Vers le soir, la marquise sortit pour se rendre au rendez-vous que lui avait donné Paul. En traversant la cour, elle aperçut d'un côté une voiture tout attelée, et de l'autre le jeune midshipman Arthur et deux matelots. Son cœur se serra à la vue de ce double apprêt.

Elle continua sa route et s'enfonça dans le parc, sans céder à cette émotion, tant cette longue réaction de l'orgueil contre la nature lui avait donné de force sur elle-même.
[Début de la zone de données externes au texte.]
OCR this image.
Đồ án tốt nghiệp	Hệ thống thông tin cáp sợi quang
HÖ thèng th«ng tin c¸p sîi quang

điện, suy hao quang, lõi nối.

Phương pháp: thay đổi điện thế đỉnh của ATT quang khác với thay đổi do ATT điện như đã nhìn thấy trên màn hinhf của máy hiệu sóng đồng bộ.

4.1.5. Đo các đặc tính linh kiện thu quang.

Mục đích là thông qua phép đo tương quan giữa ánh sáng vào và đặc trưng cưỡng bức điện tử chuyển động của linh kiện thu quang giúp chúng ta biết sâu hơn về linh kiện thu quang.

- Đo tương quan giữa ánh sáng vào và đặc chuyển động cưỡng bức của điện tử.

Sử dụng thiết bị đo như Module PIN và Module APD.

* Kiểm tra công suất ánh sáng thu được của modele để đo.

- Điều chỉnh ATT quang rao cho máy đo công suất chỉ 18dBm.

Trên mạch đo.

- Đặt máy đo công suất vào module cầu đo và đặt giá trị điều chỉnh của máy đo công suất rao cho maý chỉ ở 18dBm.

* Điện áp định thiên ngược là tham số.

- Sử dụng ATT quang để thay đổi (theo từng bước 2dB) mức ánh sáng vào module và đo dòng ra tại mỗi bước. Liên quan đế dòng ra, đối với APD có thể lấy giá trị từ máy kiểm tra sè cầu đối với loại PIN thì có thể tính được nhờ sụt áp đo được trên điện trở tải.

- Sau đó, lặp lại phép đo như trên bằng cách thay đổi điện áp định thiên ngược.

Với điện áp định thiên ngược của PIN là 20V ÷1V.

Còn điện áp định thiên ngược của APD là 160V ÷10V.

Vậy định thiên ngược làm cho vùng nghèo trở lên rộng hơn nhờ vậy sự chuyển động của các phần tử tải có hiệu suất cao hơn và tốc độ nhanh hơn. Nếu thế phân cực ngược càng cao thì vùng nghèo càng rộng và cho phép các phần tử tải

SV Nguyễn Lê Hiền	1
Cependant, arrivée à une éclaircie d'où l'on apercevait la maison d'Achard, elle s'arrêta en sentant ses genoux trembler sous elle, et s'adossa contre un arbre, en appuyant la main sur son cœur comme pour en comprimer les battements. C'est que, pareille à ces âmes que le danger présent n'a pu émouvoir, et qui tremblent au souvenir du danger passé, elle se rappelait à combien de craintes et d'émotions elle avait été en proie pendant le cours de ces vingt années, où chaque jour elle était venue à cette maison, fermée maintenant pour ne plus se rouvrir. Toutefois, elle eut bientôt surmonté cette faiblesse, et, reprenant son chemin, elle gagna la porte du parc.
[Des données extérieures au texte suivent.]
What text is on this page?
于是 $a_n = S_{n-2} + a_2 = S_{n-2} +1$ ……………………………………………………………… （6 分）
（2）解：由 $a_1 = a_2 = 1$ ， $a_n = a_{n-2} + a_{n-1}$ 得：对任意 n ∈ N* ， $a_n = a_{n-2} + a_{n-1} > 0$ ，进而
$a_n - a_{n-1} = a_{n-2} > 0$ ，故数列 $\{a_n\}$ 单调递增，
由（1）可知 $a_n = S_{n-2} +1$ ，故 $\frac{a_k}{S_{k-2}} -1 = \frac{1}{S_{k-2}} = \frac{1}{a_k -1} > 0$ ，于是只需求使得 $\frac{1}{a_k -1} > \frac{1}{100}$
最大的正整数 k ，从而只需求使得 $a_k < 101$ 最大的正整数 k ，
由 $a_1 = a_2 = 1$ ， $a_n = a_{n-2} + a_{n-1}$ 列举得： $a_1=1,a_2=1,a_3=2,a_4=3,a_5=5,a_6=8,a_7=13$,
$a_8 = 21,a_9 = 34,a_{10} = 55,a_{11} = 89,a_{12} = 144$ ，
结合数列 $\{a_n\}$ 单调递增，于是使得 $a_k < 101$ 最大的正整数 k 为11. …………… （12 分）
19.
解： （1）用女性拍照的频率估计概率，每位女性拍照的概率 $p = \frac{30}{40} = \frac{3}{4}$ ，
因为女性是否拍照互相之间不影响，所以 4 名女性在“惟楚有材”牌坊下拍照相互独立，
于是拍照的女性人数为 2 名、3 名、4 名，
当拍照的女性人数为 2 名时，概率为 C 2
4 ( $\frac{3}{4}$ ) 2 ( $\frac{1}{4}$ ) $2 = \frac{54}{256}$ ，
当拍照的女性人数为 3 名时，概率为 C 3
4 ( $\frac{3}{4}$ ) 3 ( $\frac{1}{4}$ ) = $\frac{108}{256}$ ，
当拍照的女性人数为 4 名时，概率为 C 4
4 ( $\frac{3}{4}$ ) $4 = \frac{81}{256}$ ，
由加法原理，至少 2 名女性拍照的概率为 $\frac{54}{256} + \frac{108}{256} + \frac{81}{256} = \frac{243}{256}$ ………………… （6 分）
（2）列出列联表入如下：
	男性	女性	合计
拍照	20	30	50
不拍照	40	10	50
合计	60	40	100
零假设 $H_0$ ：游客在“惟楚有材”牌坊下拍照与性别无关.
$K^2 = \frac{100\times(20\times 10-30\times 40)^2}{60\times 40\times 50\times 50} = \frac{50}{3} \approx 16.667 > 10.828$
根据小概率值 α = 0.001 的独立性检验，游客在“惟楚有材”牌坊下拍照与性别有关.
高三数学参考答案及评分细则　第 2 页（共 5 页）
Là elle s'arrêta de nouveau. Au-dessus de tous les arbres s'élevait la cime d'un chêne gigantesque dont on apercevait le feuillage de plusieurs endroits du parc. Bien souvent la marquise était restée des heures entières les yeux fixes sur son dôme de verdure ; mais jamais elle n'avait osé venir se reposer sous son ombre. C'était là cependant qu'elle avait promis de joindre Paul, et que Paul l'attendait. Enfin, elle fit un dernier effort sur elle-même, et entra dans la forêt.

De loin elle aperçut un homme agenouillé et priant : c'était Paul. Elle s'approcha lentement, et, s'agenouillant à son tour, elle pria avec lui.

Puis, la prière finie, ils se relevèrent tous deux, et, sans dire une parole, la marquise passa son bras autour du cou du jeune homme et appuya sa tête sur son épaule. Au bout de quelques instants de silence et d'immobilité, le bruit d'une voiture parvint jusqu'à eux.

La marquise tressaillit et fit signe à Paul d'écouter : c'était Emmanuel qui rejoignait son régiment. En même temps Paul étendit la main dans la direction opposée à celle d'où venait le bruit, et montra à la marquise une barque glissant, légère et silencieuse, sur la surface de la mer : c'était Marguerite se rendant au vaisseau.

La marquise écouta le bruit de la voiture tant qu'elle put l'entendre, et suivit des yeux la barque aussi longtemps qu'elle put la voir ; puis, lorsque l'un se fut éteint dans l'espace, lorsque l'autre eut disparu dans la nuit, elle se retourna vers Paul, levant les yeux au ciel et comprenant que l'heure était venue où celui sur lequel elle s'appuyait devait la quitter à son tour :

– Dieu bénisse, dit-elle, comme je le bénis, le fils pieux qui est resté le dernier auprès de sa mère !

Et, rappelant toutes ses forces, elle embrassa une dernière fois le jeune homme agenouillé devant elle ; puis, s'arrachant de ses bras, elle reprit seule le chemin du château.

Le lendemain, les habitants de Port-Louis cherchèrent vainement, à la place où ils l'avaient vue encore la veille, la frégate qui depuis quinze jours était en station dans le havre extérieur de Lorient. Comme la première fois, elle avait disparu, sans qu'ils pussent deviner ni la cause de son arrivée ni le motif de son départ.